After 100 years, the restaurant closed on March 2, 2025. Some of the Pantry's employees relocated to East Los Tacos in East Los Angeles, with that restaurant's owner turning The Pantry's offerings into her restaurant's breakfast menu. On September 11, 2025, the owner and property developer Leo Pustilnikov and the labor union representing the Pantry's workers announced that it would reopen on December 31, 2025, with many of its original staff, its original schedule and its original menu returning with minor changes. After failing to open on December 31, a new date of April 1, 2026 was announced. The opening data was subsequently changed to "in May" along with the announcement that the menu would be changing to reflect a "multicultural" city.

==Lore==
The wait staff, and even the cook, were known for wearing impeccably starched white dress shirts with black bow ties.

It was said that the Pantry hired its staff from among men recently released from jail or prison, providing them with an occupation as a way of rehabilitating them into society but this legend was concocted by staff to fool a visiting reporter.

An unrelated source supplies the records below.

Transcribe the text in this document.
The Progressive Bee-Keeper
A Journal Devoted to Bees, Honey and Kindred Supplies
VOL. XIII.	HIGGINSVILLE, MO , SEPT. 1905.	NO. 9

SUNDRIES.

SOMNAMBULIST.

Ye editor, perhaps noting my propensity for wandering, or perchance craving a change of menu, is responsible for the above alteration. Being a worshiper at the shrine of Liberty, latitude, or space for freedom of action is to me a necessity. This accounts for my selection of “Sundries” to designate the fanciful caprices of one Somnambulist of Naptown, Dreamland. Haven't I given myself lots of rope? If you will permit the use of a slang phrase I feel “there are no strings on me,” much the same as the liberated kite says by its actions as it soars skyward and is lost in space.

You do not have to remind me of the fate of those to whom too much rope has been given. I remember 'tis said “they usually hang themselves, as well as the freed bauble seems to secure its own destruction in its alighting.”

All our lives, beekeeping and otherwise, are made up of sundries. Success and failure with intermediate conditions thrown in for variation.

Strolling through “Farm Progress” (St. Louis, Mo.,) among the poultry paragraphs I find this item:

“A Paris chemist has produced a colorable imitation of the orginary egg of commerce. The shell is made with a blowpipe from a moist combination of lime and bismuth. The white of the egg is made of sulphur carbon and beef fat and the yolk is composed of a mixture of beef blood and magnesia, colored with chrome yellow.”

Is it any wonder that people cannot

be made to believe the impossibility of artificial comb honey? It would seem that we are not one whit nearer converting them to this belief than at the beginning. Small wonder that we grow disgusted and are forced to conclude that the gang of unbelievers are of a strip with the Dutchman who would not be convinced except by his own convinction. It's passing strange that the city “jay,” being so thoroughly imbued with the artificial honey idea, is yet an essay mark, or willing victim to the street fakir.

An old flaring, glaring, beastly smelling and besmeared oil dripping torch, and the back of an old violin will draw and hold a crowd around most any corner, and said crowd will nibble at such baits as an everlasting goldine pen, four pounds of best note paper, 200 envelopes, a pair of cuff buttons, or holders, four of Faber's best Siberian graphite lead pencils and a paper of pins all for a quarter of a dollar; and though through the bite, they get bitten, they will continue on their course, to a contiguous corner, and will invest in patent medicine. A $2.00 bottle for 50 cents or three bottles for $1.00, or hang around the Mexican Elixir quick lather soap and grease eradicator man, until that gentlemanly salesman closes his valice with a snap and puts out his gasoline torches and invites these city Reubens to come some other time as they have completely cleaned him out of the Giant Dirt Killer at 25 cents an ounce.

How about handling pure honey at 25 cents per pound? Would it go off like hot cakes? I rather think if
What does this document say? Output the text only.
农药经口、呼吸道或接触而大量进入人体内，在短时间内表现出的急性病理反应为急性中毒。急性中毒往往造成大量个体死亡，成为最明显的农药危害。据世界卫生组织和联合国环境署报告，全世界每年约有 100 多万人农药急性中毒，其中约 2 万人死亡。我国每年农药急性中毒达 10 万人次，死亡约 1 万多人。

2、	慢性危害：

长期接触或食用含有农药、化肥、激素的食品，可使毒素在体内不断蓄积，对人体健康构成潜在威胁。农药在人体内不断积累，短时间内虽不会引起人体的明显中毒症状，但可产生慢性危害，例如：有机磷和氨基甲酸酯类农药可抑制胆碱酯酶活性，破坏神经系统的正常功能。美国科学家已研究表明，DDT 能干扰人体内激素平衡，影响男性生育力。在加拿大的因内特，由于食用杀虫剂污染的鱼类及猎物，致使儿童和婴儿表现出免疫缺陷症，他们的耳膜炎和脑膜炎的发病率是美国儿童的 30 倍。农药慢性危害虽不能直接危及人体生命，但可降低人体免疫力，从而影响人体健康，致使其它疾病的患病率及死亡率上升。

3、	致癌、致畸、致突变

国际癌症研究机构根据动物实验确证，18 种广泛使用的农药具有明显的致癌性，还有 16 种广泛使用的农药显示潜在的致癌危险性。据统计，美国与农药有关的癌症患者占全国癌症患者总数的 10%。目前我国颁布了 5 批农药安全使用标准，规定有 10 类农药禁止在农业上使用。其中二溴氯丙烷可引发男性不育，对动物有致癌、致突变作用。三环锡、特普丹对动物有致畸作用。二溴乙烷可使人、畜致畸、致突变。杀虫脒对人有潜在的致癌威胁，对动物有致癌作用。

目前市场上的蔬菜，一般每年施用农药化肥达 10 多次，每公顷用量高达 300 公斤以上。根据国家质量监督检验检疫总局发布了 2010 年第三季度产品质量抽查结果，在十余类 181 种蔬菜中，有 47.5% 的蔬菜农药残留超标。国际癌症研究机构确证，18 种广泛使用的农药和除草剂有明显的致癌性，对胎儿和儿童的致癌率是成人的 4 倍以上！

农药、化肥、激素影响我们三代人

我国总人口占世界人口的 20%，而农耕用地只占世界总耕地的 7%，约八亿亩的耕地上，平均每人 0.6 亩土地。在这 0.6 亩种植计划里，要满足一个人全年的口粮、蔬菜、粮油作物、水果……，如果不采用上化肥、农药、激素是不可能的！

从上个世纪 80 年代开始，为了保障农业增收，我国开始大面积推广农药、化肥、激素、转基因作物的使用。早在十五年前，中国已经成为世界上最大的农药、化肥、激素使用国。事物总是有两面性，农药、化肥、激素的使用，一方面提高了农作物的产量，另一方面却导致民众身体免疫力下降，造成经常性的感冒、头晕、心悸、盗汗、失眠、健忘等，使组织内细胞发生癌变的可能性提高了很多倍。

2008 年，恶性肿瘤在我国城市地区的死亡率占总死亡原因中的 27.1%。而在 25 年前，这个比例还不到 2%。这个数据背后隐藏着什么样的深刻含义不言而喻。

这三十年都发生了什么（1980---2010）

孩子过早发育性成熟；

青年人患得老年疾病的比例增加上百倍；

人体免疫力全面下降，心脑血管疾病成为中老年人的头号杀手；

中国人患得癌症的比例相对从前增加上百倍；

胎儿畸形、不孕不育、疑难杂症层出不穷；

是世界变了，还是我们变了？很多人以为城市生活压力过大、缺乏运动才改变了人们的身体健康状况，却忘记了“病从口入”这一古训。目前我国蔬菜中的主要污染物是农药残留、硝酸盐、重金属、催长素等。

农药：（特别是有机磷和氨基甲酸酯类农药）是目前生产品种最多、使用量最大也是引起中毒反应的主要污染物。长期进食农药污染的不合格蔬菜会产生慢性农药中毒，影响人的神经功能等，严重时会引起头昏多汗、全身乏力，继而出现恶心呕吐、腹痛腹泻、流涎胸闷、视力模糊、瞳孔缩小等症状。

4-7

For many years, a gentleman who could have passed as the twin brother of actor Humphrey Bogart worked at The Pantry as a waiter, and was known as "Bogie" by regulars.

==In popular culture==
The cafe is regularly mentioned or visited by characters in Michael Connelly's series of mystery novels featuring LAPD detective Harry Bosch, including The Black Echo and The Last Coyote.

The restaurant is featured in a scene in Judd Apatow's 2007 comedy Knocked Up, in which Seth Rogen's character informs his father (Harold Ramis) of his girlfriend's pregnancy.